4 Tips For Baby Shower Etiquette
There are few events are more exciting than welcoming a baby into the world. Whether a shower is being thrown for you or you're planning the party for another mother-to-be, you want it to be worthy of the spectacular event it's celebrating. However, traditions come with rules. Here are 4 tips on following baby shower etiquette.
Close friends are welcome to host the shower. Though showers are thrown to honor the mother, the event is about gift giving. With big events like weddings and showers it's common practice and common courtesy for people to give gifts to those being honored, but it's considered tacky to mention gifts; you never want to ask for gifts. This is why no one in the immediate family of the mother-to-be is supposed to host; it suggests the honoree is asking for gifts.

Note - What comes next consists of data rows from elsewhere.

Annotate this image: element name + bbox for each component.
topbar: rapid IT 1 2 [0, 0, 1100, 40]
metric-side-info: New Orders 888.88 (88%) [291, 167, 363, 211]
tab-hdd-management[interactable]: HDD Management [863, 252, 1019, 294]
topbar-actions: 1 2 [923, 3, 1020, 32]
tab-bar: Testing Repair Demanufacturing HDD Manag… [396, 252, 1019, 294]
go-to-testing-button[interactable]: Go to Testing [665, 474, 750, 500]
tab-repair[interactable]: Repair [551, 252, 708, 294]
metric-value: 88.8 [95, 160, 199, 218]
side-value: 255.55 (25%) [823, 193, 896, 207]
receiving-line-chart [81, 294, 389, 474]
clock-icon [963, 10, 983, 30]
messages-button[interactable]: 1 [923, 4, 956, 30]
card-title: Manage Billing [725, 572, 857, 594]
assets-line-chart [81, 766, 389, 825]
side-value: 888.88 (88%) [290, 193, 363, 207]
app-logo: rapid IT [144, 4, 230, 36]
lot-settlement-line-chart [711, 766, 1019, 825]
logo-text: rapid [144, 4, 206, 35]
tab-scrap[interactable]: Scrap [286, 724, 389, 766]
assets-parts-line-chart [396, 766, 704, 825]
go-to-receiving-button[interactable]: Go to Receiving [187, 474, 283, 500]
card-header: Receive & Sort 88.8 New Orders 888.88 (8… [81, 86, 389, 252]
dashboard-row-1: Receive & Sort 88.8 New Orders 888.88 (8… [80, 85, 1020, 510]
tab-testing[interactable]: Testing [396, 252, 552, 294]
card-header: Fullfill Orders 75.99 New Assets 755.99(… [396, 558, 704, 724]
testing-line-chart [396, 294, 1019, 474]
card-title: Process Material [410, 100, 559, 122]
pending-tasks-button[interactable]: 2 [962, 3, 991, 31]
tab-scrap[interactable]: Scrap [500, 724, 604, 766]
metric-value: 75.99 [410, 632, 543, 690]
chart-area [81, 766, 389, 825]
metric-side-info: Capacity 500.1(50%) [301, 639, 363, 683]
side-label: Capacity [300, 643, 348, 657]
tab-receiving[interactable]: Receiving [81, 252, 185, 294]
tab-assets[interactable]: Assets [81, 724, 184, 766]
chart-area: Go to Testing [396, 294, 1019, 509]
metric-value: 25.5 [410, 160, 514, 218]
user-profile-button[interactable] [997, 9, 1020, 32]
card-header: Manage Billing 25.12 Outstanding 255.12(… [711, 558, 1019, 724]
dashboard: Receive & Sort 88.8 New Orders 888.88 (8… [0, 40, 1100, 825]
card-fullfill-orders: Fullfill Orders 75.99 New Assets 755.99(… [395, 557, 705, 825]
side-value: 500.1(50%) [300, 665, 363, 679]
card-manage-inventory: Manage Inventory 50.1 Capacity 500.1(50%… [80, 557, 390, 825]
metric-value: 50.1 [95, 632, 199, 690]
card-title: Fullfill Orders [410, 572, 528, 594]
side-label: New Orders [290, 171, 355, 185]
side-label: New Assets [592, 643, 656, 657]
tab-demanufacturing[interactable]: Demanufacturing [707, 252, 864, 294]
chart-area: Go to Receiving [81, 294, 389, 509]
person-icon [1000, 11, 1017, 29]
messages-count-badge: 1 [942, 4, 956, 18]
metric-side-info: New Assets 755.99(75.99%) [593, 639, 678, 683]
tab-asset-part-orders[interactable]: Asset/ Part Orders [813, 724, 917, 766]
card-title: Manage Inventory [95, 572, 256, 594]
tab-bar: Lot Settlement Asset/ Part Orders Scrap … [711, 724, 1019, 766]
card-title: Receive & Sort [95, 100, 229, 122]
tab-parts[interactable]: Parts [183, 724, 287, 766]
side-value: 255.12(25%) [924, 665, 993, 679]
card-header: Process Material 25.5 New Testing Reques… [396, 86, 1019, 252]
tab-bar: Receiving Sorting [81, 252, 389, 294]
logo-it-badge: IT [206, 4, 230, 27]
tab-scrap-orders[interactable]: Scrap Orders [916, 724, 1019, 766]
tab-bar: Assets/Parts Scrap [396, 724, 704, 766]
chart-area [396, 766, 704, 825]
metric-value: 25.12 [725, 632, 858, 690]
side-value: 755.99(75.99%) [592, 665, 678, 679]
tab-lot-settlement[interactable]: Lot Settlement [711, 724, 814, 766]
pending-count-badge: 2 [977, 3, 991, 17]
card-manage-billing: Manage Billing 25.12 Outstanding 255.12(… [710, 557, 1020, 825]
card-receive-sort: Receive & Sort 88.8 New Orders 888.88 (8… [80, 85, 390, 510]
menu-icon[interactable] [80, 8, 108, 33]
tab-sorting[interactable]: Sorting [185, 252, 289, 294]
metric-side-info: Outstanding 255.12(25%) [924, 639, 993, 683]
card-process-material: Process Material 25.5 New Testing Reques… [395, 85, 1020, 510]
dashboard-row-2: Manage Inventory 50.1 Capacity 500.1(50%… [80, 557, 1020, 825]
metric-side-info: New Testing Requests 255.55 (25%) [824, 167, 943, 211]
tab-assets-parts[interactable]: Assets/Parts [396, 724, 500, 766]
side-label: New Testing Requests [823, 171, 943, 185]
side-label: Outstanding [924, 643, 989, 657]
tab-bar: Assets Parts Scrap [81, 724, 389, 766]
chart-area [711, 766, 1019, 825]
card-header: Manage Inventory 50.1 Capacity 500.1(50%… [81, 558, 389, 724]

Though the honoree isn't supposed to ask for gifts, it's perfectly acceptable for her to register for gifts. For guests who don't know what to buy, it's an excellent guide for getting gifts that will be useful and that mom needs. How much to spend is up to each guest. It's customary to spend $25-$30, but close friends and relatives might want to spend more. If your budget dictates that you spend less, try giving sentimental baby toys or going in on a big gift with another guest or two.
It's hard to come up with a time that's convenient for everyone who wants to be part of the festivities, but the only person it really needs to be convenient for the mother-to-be. Party organization aside, pregnancies generally last about 40 weeks, and those last several weeks are uncomfortable for the woman carrying the baby. Around 32 weeks and later isn't too late, but it likely won't be fun for the honoree. Aim for around 28 weeks. Mom will still be comfortable and it will give her time to sort through her gifts and get things set up before the baby comes.
How Many Showers
Traditionally, showers are held for the first child. Buying all the items a new mom needs to care for a baby gets quite expensive, so showers are a way to gather the things people need for a newborn (clothes, cribs, strollers) and ease the financial burden to the expectant mother, as well as celebrate the event. For a second child, a shower might be considered tacky. However, the circumstances should dictate whether or not there's a party. For instance, if the second child comes several years after the first one and there's nothing left from the first baby or if you just want to have a celebration, it's OK as long as guests are asked not to bring gifts.
The birth of a baby is a time to celebrate! Getting caught up in the rules of traditions is inevitable, but there are ways to navigate the customs so everyone is comfortable and can enjoy the party.